Jessica whimpers, curls closer.

"Yes, yes, I know." Eleanor tries to smile. "Maybe we should do this again sometime. It was nice catching up with you."

It is adult talk, and Jessica stops listening. She turns to face the other girl again, blinks once. Their eyes meet, and she can almost see the frustration hovering around her - something black and red, like her dad was. See? Only Toons could see emotions like colors like that.

She is too scared of the other's anger to stick her tongue out at her, but the impulse is there.

When her grandmother turns to leave, Dana waves at her. Jessica doesn't understand this. Black and red does not mean waving or nice.
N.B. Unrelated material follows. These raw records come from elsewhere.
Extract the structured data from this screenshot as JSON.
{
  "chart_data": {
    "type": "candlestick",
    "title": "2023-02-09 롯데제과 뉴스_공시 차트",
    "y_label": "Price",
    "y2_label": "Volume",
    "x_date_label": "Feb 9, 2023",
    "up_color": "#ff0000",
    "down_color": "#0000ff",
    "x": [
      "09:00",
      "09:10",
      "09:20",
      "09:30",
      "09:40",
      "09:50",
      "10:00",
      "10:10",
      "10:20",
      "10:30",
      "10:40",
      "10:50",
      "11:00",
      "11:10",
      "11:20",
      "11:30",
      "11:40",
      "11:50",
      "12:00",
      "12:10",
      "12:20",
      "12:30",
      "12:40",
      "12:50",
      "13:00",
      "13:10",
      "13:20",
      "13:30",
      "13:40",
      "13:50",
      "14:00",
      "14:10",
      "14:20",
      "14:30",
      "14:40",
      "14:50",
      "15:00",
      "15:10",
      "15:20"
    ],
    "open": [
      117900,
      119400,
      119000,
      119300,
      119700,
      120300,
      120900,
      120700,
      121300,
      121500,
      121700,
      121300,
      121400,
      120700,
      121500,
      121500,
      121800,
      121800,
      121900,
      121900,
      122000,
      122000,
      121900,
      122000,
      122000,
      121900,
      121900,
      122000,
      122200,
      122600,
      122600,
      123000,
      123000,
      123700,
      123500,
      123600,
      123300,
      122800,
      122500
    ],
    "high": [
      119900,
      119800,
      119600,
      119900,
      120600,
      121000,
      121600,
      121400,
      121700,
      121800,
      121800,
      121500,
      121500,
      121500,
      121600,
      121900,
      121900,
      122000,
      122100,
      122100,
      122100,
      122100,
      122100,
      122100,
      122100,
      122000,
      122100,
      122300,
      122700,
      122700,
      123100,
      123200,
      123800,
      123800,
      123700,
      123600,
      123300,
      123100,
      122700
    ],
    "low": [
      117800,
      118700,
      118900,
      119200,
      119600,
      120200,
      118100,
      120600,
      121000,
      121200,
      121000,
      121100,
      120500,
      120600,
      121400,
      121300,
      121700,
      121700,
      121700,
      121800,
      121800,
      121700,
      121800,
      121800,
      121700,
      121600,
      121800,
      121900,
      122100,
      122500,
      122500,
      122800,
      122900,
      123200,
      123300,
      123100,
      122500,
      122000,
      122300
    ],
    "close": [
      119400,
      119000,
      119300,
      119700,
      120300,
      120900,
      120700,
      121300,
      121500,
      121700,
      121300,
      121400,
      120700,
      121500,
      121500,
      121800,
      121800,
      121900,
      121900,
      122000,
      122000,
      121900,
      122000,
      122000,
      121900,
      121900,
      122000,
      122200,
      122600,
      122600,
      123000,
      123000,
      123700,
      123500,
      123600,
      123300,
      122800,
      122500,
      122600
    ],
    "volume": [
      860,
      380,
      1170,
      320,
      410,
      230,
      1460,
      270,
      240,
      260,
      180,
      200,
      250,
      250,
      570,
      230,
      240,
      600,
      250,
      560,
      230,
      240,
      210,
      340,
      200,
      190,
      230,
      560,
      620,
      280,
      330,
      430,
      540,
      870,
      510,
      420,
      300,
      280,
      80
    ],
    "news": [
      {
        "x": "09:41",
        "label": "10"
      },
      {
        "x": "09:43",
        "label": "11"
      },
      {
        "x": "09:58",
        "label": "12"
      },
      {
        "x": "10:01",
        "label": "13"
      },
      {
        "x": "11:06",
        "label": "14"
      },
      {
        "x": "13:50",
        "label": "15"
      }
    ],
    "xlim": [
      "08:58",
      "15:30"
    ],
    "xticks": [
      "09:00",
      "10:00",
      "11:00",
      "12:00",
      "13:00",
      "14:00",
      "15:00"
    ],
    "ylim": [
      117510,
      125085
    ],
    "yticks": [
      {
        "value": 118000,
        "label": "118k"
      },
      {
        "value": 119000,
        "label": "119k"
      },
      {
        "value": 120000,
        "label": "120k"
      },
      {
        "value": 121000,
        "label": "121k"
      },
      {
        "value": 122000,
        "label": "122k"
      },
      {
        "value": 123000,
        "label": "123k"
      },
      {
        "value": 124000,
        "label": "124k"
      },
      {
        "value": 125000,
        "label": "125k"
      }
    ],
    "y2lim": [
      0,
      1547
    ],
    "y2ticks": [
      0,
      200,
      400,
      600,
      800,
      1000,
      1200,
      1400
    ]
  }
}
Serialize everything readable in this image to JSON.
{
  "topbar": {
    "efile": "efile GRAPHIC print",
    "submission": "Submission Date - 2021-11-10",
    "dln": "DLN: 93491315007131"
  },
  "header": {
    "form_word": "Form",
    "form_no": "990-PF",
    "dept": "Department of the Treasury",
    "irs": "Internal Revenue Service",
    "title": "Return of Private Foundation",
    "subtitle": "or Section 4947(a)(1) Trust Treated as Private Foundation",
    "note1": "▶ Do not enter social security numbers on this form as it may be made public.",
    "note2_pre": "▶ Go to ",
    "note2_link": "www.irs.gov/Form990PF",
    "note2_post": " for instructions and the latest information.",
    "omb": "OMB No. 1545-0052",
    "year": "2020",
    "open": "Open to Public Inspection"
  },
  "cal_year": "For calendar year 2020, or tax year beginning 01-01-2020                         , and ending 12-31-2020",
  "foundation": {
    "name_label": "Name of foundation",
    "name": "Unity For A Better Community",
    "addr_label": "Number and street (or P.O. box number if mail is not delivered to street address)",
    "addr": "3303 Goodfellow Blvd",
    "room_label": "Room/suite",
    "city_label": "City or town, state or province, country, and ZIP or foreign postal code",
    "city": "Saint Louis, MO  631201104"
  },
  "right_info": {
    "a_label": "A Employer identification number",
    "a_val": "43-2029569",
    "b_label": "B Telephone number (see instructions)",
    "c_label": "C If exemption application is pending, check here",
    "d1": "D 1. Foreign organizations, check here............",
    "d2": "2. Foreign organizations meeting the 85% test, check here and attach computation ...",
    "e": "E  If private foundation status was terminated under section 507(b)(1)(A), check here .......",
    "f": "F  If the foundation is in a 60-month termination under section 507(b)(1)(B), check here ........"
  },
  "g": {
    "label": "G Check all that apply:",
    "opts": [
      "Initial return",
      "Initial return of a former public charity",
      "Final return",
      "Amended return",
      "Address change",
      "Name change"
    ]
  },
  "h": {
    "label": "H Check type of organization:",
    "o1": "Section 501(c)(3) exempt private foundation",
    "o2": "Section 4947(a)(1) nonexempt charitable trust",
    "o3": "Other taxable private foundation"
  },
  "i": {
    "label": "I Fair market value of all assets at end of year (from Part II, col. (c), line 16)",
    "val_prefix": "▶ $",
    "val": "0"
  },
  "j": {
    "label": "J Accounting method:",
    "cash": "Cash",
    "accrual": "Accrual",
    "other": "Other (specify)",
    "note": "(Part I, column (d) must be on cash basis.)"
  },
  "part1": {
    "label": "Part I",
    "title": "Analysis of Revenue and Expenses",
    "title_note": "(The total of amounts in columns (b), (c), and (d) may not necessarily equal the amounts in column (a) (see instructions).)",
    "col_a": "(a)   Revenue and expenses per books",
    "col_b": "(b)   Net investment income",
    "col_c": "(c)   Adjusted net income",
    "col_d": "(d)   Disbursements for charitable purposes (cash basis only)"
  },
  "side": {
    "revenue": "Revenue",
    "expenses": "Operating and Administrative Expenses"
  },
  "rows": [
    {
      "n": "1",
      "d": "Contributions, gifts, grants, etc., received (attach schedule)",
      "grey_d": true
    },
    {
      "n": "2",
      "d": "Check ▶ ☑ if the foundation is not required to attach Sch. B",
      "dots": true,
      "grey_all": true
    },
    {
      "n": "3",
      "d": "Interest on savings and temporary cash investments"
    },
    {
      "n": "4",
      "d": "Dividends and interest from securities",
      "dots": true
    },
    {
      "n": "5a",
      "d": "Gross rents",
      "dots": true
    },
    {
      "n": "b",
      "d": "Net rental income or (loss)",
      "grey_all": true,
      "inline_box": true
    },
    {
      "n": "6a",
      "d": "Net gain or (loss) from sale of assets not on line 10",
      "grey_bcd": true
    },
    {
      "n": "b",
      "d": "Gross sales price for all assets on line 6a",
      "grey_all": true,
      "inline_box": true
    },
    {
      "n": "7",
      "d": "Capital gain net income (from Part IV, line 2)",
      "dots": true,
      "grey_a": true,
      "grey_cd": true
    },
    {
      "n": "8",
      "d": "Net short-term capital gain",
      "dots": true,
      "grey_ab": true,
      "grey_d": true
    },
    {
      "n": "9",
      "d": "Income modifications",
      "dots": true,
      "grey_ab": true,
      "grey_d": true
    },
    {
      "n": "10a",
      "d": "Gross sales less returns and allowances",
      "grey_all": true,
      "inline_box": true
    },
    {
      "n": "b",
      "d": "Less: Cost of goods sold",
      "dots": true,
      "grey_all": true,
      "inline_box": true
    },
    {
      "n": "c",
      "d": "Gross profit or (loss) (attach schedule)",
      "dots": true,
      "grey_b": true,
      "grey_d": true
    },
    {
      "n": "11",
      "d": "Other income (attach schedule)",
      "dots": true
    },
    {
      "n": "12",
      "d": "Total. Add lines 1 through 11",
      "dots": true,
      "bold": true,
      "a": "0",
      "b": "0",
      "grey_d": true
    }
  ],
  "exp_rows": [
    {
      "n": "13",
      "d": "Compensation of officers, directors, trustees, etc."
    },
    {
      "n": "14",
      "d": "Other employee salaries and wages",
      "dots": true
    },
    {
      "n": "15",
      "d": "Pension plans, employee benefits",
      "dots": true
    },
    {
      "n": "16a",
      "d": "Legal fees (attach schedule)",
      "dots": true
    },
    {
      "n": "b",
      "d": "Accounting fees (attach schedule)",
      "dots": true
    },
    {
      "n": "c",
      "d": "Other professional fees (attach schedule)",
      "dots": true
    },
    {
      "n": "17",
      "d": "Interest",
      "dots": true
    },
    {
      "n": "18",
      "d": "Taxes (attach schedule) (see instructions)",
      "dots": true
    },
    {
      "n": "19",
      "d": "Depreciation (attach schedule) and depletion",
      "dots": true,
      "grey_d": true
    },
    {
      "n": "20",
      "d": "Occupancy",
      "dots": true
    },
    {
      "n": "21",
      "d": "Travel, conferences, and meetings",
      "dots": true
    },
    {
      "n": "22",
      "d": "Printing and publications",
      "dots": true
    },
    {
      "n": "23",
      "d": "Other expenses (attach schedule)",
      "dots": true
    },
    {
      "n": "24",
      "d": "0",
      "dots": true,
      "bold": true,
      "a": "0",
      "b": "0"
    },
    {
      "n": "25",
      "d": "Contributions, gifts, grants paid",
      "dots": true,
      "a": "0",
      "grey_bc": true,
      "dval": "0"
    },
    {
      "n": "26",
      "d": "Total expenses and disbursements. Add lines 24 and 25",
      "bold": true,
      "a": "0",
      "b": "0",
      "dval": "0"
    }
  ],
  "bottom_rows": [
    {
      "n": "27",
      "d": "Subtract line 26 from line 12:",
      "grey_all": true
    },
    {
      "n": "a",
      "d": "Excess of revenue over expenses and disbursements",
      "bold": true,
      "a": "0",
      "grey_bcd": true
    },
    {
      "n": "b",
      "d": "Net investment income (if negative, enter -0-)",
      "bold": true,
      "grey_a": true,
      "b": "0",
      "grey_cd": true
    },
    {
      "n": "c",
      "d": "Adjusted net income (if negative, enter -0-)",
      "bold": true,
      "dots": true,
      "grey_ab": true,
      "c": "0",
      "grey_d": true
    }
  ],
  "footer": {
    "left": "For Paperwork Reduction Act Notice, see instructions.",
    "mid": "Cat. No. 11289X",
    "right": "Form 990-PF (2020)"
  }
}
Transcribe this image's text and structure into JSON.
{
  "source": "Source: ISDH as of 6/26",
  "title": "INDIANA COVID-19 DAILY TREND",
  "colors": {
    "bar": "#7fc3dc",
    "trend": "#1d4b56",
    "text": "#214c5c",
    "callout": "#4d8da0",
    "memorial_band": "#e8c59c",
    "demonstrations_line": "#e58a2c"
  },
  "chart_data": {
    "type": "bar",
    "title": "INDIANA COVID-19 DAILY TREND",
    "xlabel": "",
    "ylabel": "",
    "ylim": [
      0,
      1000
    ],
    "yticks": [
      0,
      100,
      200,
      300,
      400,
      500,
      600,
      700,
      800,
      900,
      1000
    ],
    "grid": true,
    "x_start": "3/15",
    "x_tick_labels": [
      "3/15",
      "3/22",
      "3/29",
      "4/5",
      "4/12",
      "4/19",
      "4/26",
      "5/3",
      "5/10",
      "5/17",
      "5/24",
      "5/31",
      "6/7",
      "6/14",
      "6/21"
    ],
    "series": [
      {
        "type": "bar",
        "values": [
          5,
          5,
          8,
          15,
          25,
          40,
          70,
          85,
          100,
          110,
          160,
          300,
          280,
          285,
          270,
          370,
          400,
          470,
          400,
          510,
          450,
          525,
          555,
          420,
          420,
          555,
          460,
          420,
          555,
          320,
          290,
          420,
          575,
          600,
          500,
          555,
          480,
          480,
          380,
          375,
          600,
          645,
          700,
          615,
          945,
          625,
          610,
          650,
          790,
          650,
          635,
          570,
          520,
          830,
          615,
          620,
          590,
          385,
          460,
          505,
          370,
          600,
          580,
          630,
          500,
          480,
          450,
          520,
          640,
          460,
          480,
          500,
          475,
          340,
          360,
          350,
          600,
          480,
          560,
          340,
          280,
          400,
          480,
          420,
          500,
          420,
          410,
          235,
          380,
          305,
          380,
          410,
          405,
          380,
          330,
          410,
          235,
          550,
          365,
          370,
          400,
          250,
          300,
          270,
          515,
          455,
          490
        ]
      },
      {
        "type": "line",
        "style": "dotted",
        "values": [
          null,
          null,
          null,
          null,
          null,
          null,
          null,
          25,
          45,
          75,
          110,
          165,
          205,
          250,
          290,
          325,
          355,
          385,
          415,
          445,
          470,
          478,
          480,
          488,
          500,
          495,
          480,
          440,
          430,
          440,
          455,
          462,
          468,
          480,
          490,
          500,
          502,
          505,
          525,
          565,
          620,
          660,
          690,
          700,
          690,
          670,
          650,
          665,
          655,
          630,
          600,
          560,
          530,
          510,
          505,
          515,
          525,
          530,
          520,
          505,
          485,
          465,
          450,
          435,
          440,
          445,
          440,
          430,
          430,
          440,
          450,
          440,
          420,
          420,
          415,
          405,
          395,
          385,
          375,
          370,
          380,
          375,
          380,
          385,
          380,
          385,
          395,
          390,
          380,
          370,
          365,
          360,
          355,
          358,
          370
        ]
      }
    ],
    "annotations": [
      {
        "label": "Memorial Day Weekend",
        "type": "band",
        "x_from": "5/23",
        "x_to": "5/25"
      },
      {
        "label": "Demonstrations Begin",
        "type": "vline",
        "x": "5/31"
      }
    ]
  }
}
She thinks for a moment, then starts to check her hand again.

The same dinging, the same voice overhead, and she is glad she is leaving, they really should go.


She does not remember any of this when they meet again - has nothing to connect the girl from her childhood to the federal agent who sometimes drinks with her even though she knows she makes her nothing but uncomfortable, has even less to connect her with the only person she will ever consider a true friend, cannot tie the confusing blacks and reds with the golds and cerulean that she becomes.

Dana takes her to the aquarium, and for a moment she feels like a child again - not the pain in her throat, but the sort of innocent excitement that she would have had if she'd been normal. It's the same sort of pride - Dana finding the jellyfish - and Jessica, on an impulse, steps forward, remembering, almost.

"These," she murmurs, breath fogging the glass, "are real."

She removes one hand from the glass to look, nail catching on the callous there.